Since I get email on my phone, but can’t stand having an unorganized inbox (see my email folder organization), I created several temporary folders specifically for my maternity leave. One was “To reply: new inquiries”, another was “To reply: existing brides”, and yet another was simply a miscellaneous “To reply” folder. That meant when I got back to my desktop in my office, I had a clear path of how to tackle my emails. Because of this system, I was able to respond to all of my waiting correspondence within the first day I was back.

Since I have the luxury of working from home, even after I was officially back in the office, I could still ease in as slowly as I wanted, especially given that winter is the slowest time of year in the Midwest for wedding photographers. Having a winter baby was perfect for wedding season as I didn’t shoot my first wedding post-baby until Henry was 5 months old. It was pretty ideal. I know that peak wedding seasons vary across the States due to various climates and, more importantly, that you can’t necessarily schedule when your child will be born. My entire maternity leave would’ve looked much different had he been born in August.

So here’s the short tips:

  1. When is your due date? Block off a few weeks before (for non-rescheduleable shoots like weddings) and at least 4 weeks after, 6 if you can (especially for your first child).
  2. Set up an auto-reply in your email and be specific to clients, both existing and potential, about when you will be replying.
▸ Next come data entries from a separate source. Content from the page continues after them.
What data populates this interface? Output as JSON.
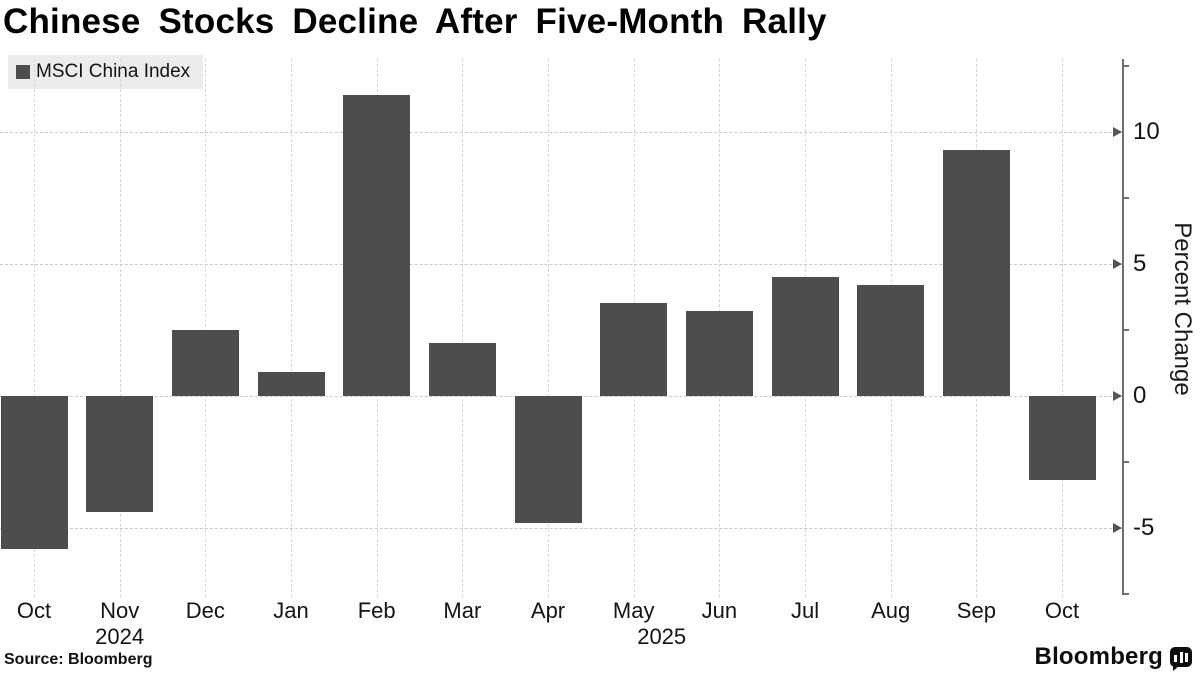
{
  "title": "Chinese Stocks Decline After Five-Month Rally",
  "legend": {
    "label": "MSCI China Index",
    "swatch_color": "#4d4d4d"
  },
  "y_axis": {
    "label": "Percent Change"
  },
  "footer": {
    "source": "Source: Bloomberg",
    "brand": "Bloomberg",
    "brand_icon": "bloomberg-terminal-icon"
  },
  "chart_data": {
    "type": "bar",
    "title": "Chinese Stocks Decline After Five-Month Rally",
    "series_name": "MSCI China Index",
    "categories": [
      "Oct",
      "Nov",
      "Dec",
      "Jan",
      "Feb",
      "Mar",
      "Apr",
      "May",
      "Jun",
      "Jul",
      "Aug",
      "Sep",
      "Oct"
    ],
    "values": [
      -5.8,
      -4.4,
      2.5,
      0.9,
      11.4,
      2.0,
      -4.8,
      3.5,
      3.2,
      4.5,
      4.2,
      9.3,
      -3.2
    ],
    "year_labels": [
      {
        "month_index": 1,
        "label": "2024"
      },
      {
        "month_index": 7,
        "label": "2025"
      }
    ],
    "xlabel": "",
    "ylabel": "Percent Change",
    "ylim": [
      -7.5,
      12.75
    ],
    "yticks_major": [
      10,
      5,
      0,
      -5
    ],
    "yticks_minor": [
      12.5,
      7.5,
      2.5,
      -2.5,
      -7.5
    ],
    "grid": true,
    "legend_position": "top-left",
    "bar_color": "#4d4d4d",
    "colors": {
      "grid": "#c9c9c9",
      "axis": "#6f6f6f",
      "legend_bg": "#ececec"
    }
  }
}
Inquiring couples are more likely to wait for a response if they know when they can expect it.
  3. Touch base with existing couples to let me know your maternity leave plan and also to assure them you are available to them if an emergency arises. (My brides were so understanding and would always preface their emails with, “This is not urgent! Don’t reply until you’re back from maternity leave–snuggle that baby!”)
  4. Organize you email inbox with some new, temporary folders so you know specifically which emails need to be responded to when you get back. You can code them by type or by urgency. When they pop up on your phone, simply move them to one of those folders and forget about them until you’re officially back in the office.
  5. Rest. Having a baby is a big deal. Forget about work for a while and soak up this little gift. You’ll find you won’t have much time emotionally, mentally, or physically to do anything besides sleep, feed, eat, shower, and repeat anyway. So rest knowing you put in the prep-work and everything will be there for you when you get back. Until then, it can wait.